The focus character is Kirby's Machine Man, recast as the robot who keeps The Watcher company. This allows for an overall story structure similar to Kingdom Come, with Uatu and X-51 surveying world history and current events from a vantage on high, just as The Spectre and Alex Ross' dad did. Each issue has a focus character whose life story gets reviewed and placed in the context of the Marvel Universe, like the 80s Marvel Saga but more thoughtful and less reprinty.
Ross misses no opportunity to combine Kirby concepts. The Hulk is now a giant green ape with young rider Bruce Banner, a la Moon Boy and Devil Dinosaur.
Hydra is now Starro, with mind-control aliens latched to people's chests. Daredevil is mashed up with Deadpool and Mister Miracle.
Kirby-era villain Red Skull gets mashed with modern whippersnapper The Punisher to provide Earthbound menace in contrast with the cosmic story. Nice machinery scene there, Leon!

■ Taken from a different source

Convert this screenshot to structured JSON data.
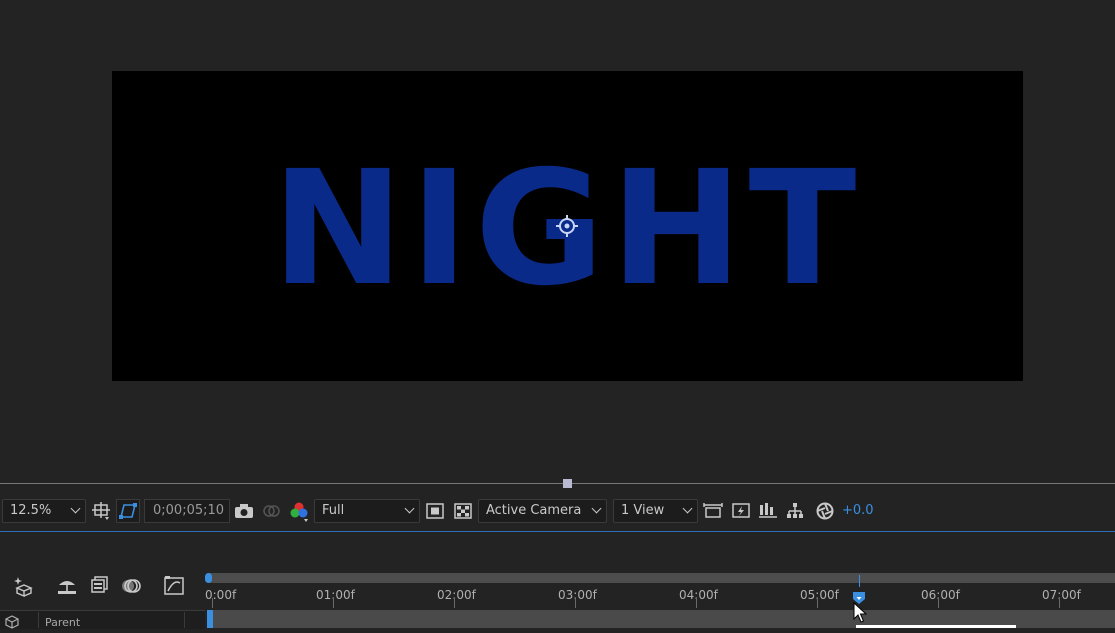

The X-Men don't come off so well in this story. Most of them are dead, and those that are alive have done the unforgiveable and get old, as with this Bunkers (or Bundys?) version of Logan and Jean Grey.
Other characters speak to more modern influences. Captain America looks a lot like the Old Soldier from Ross' work with Kurt Busiek on Astro City. New character Iron Maiden is almost identical to The Engineer character who started appearing a year prior in The Authority by Warren Ellis and Bryan Hitch.
This was the first third of a larger story that concluded in Paradise X and Universe X. I'll report back once I've read them as to whether they keep the interest up.